When You’re Right; You’re Right:
Good Morning Middle America, your King of Simple News is on the air.
Bear with me here, I want to re-run one more piece because I think that it is extremely important to consider at this point.
I have a 52 page booklet which remains on my desk top and one that I have read many times from cover to cover. The title is “The Chief Cause of This and Other Depressions.” The author is Leonard P. Ayres, Vice President of the Cleveland Trust Company.
Mr. Ayres wrote the booklet at the request of Josiah W. Bailey, Senator, North Carolina.
The read is nothing less than astounding, the perspective nothing less than amazing. I won’t bore you with the base content, as only deranged people like me enjoy the nuts and bolts of economics. I will however give you Mr. Ayres synopsis which states that certain guidelines should be adhered to should the U.S. choose to avoid another state of depression.
Operating in a stable and predicable environment is the key to our economic woes. As Mr. Ayres so well stated, “That kind of fundamental stability is the product of the drab and un-dramatic exercise of national integrity and self-restraint.” In other words, we have already failed the first principal.
Following are the points that Mr. Ayers suggests would keep our economy on an even keel. He begins, “It involves persistent adherence to at least seven national policies.”
1. Peace, and the enduring prospect of peace.
2. A sound money in which both our citizens and those of other countries have full confidence.
3. Balanced national budgets.
4. A sound banking system, independent of political influence.
5. The limitation of bank credit to loans fully justified by the demonstrated earning power of the assets on which the loans are based.
6. The restriction of speculation financed by credit.
7. Such negative regulation of business operations as experience may have proved necessary to prevent abuses, dishonest competition, and exploitation, but with a minimum of positive regulation designed to control wage and price competition, or to favor special group interest.
Let’s grade our federal politicians on adherence to these policies. It seems that they have scored an F-, getting none right and creating the exact opposites.
What do you think of Mr. Ayres advice? Seems like he knows what he is talking about to me. It also seems that we wouldn’t be in this terrible predicament if we had followed his guidelines.
Oh, did I tell you that Mr. Ayres wrote his book in 1935? Six years into the longest and most severe depression that this county has ever known.
So then is recession coming? Or is the “D” word rearing its ugly head? I’m going to assume that if you are one of the hundreds of thousands who have lost their jobs and homes in 2007 and 2008, that depression is already a fact of life.
Which of our candidates for President of the U.S. adheres to these policies? Which one suggests that we return to national integrity and self-restraint? Just one…Ron Paul.
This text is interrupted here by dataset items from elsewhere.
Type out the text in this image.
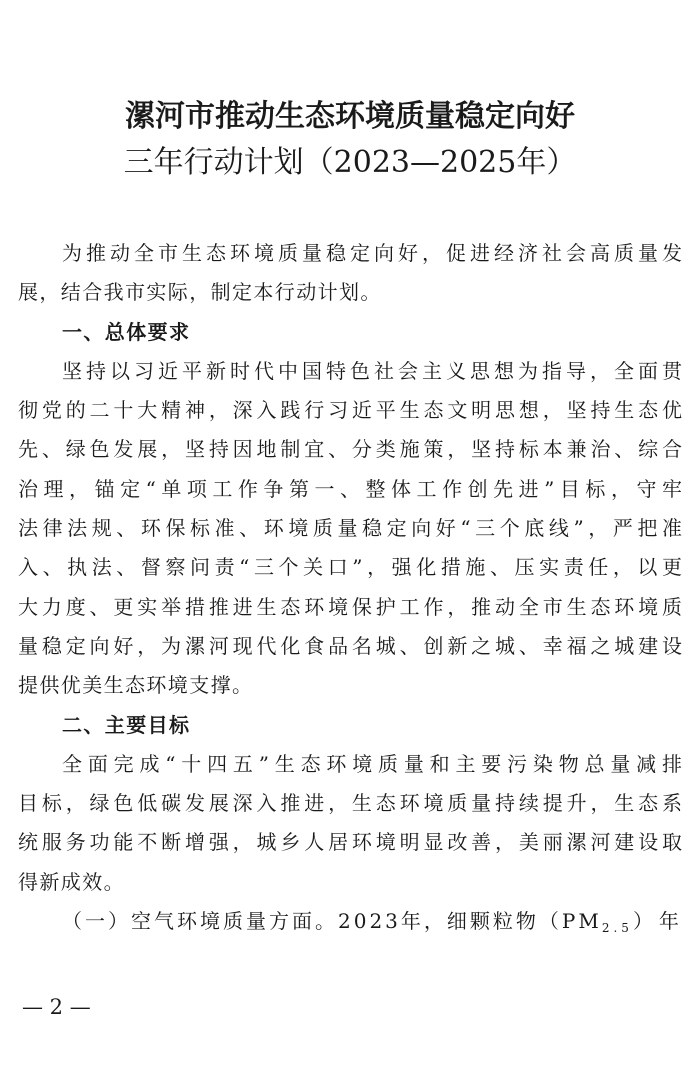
漯河市推动生态环境质量稳定向好
三年行动计划（2023—2025年）
为推动全市生态环境质量稳定向好，促进经济社会高质量发
展，结合我市实际，制定本行动计划。
一、总体要求
坚持以习近平新时代中国特色社会主义思想为指导，全面贯
彻党的二十大精神，深入践行习近平生态文明思想，坚持生态优
先、绿色发展，坚持因地制宜、分类施策，坚持标本兼治、综合
治理，锚定“单项工作争第一、整体工作创先进”目标，守牢
法律法规、环保标准、环境质量稳定向好“三个底线”，严把准
入、执法、督察问责“三个关口”，强化措施、压实责任，以更
大力度、更实举措推进生态环境保护工作，推动全市生态环境质
量稳定向好，为漯河现代化食品名城、创新之城、幸福之城建设
提供优美生态环境支撑。
二、主要目标
全面完成“十四五”生态环境质量和主要污染物总量减排
目标，绿色低碳发展深入推进，生态环境质量持续提升，生态系
统服务功能不断增强，城乡人居环境明显改善，美丽漯河建设取
得新成效。
（一）空气环境质量方面。2023年，细颗粒物（$PM_{2.5}$ ）年
— 2 —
The others are still trying to figure out what went wrong in 1929.


Best article I’ve read on the subject.. Short, and right to the point.. Greed is causing problems for the best government money can buy.. We will never have a problem that can be solved by writing a check.. Our problems will be debt, and inflation..
WmA..
Willy,
I suppose it will always boil down to greed and power.
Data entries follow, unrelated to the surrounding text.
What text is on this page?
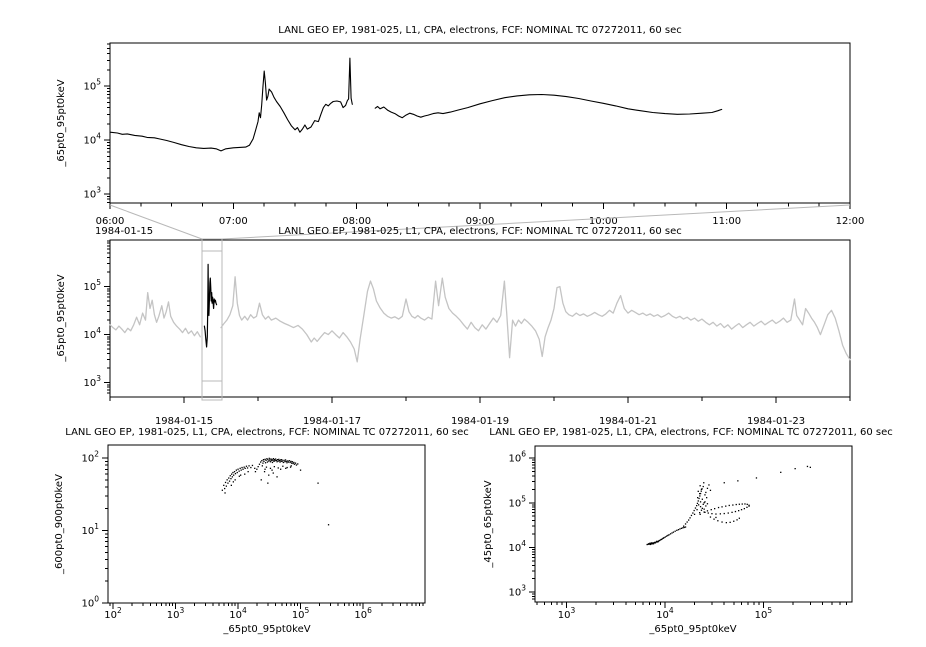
$10^3$
$10^4$
$10^5$
06:00	07:00	08:00	09:00	10:00	11:00	12:00
$10^3$
$10^4$
$10^5$
1984-01-15	1984-01-17	1984-01-19	1984-01-21	1984-01-23
$10^0$
$10^1$
$10^2$
$10^2$	$10^3$	$10^4$	$10^5$	$10^6$
$10^3$
$10^4$
$10^5$
$10^6$
$10^3$	$10^4$	$10^5$
LANL GEO EP, 1981-025, L1, CPA, electrons, FCF: NOMINAL TC 07272011, 60 sec
1984-01-15	LANL GEO EP, 1981-025, L1, CPA, electrons, FCF: NOMINAL TC 07272011, 60 sec
LANL GEO EP, 1981-025, L1, CPA, electrons, FCF: NOMINAL TC 07272011, 60 sec LANL GEO EP, 1981-025, L1, CPA, electrons, FCF: NOMINAL TC 07272011, 60 sec
_65pt0_95pt0keV
_65pt0_95pt0keV
_600pt0_900pt0keV	_45pt0_65pt0keV
_65pt0_95pt0keV	_65pt0_95pt0keV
We have no concept of sustainability. Most of our lives are spent working away at jobs that we don’t really care for in order to purchase “stuff” on credit that will insure that we continue to work at jobs that we really don’t care for. The dog is now in full pursuit of his tail.
However, regardless of how well we guard against facing reality, it will show up all the same and sit patiently licking it’s chops.
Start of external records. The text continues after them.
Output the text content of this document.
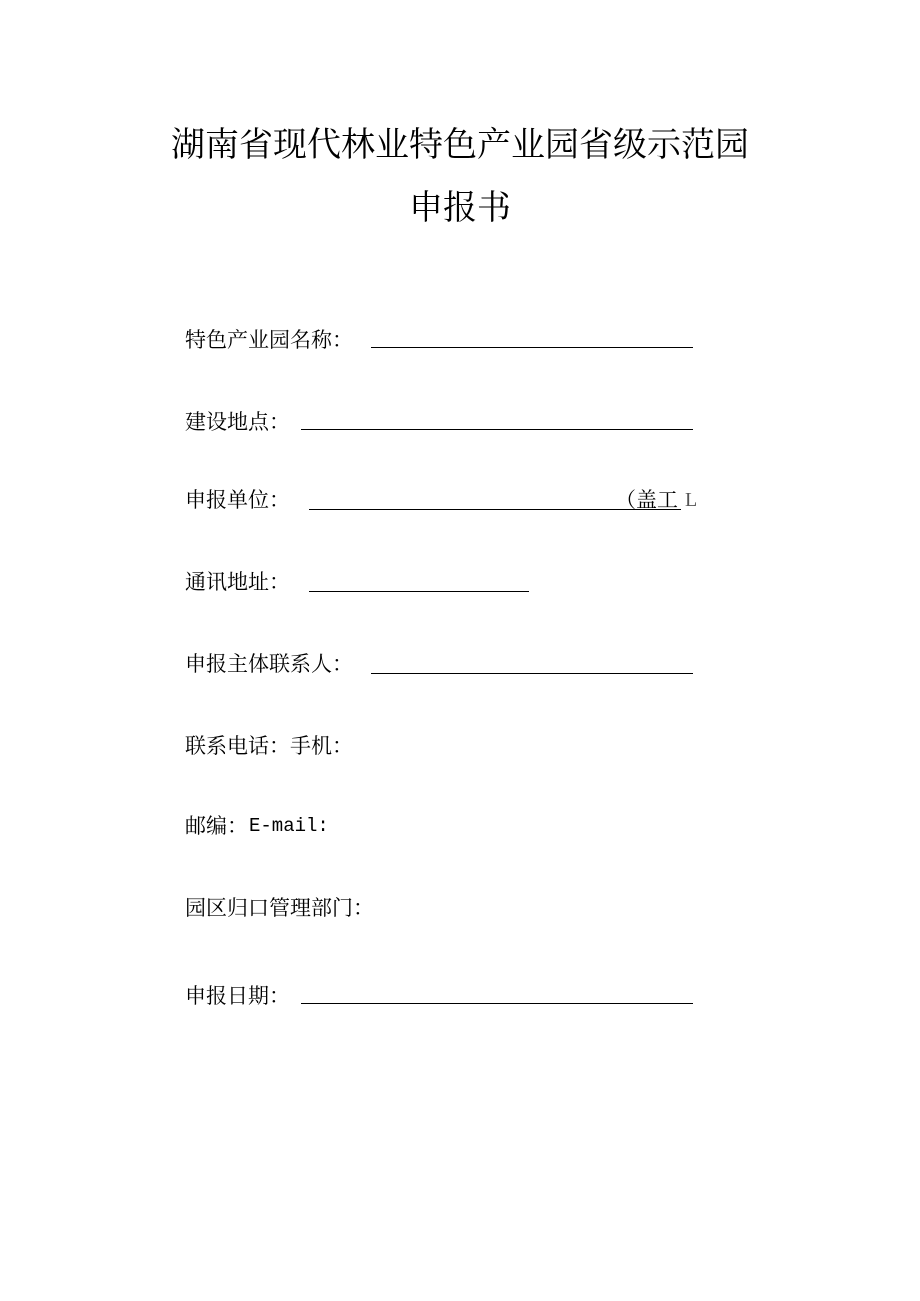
湖南省现代林业特色产业园省级示范园
申报书
特色产业园名称：
建设地点：
申报单位：	（盖工 L
通讯地址：
申报主体联系人：
联系电话：手机：
邮编： E-mail:
园区归口管理部门：
申报日期：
Hey Mike, Mr Ayres sounds like a genius! As far as our government folks I think that they did not even show up for the test as far as their grades are concerned. Our entire financial governing system and our law enforcement system should be completely removed from the political process and politics as a whole(maybe because politics is a hole). Our entire Bush mess(including those who came before him) is based to a great deal on these 2 systems being controlled by those in power. You know what they say about absolute power! The real question is how do we depoliticise our financial and law systems without giving them too much power as well? They would need to be sub-governments with external controls by non-partisan groups. Considering our voting records we would not want to risk letting We, the people, voting on these groups. Just who could we trust? The “Czar” thing did not seem to work all that well. The SEC is run by political hacks. Maybe we should go international! Oouch! My head is beginning to hurt! Have yourself a good one Mike!
Michael,
Mr. Ayres had a good financial mind and was physically living the horrors of the Great Depression which gave him prespective that certainly Bernanke and Greenspan don’t have.
His simple rules of conduct would have guaranteed us a sound future, but our government violated each and every one.
My fear is that as our situation becomes more dire, the masses will in fact consult the perpetrators for guidance.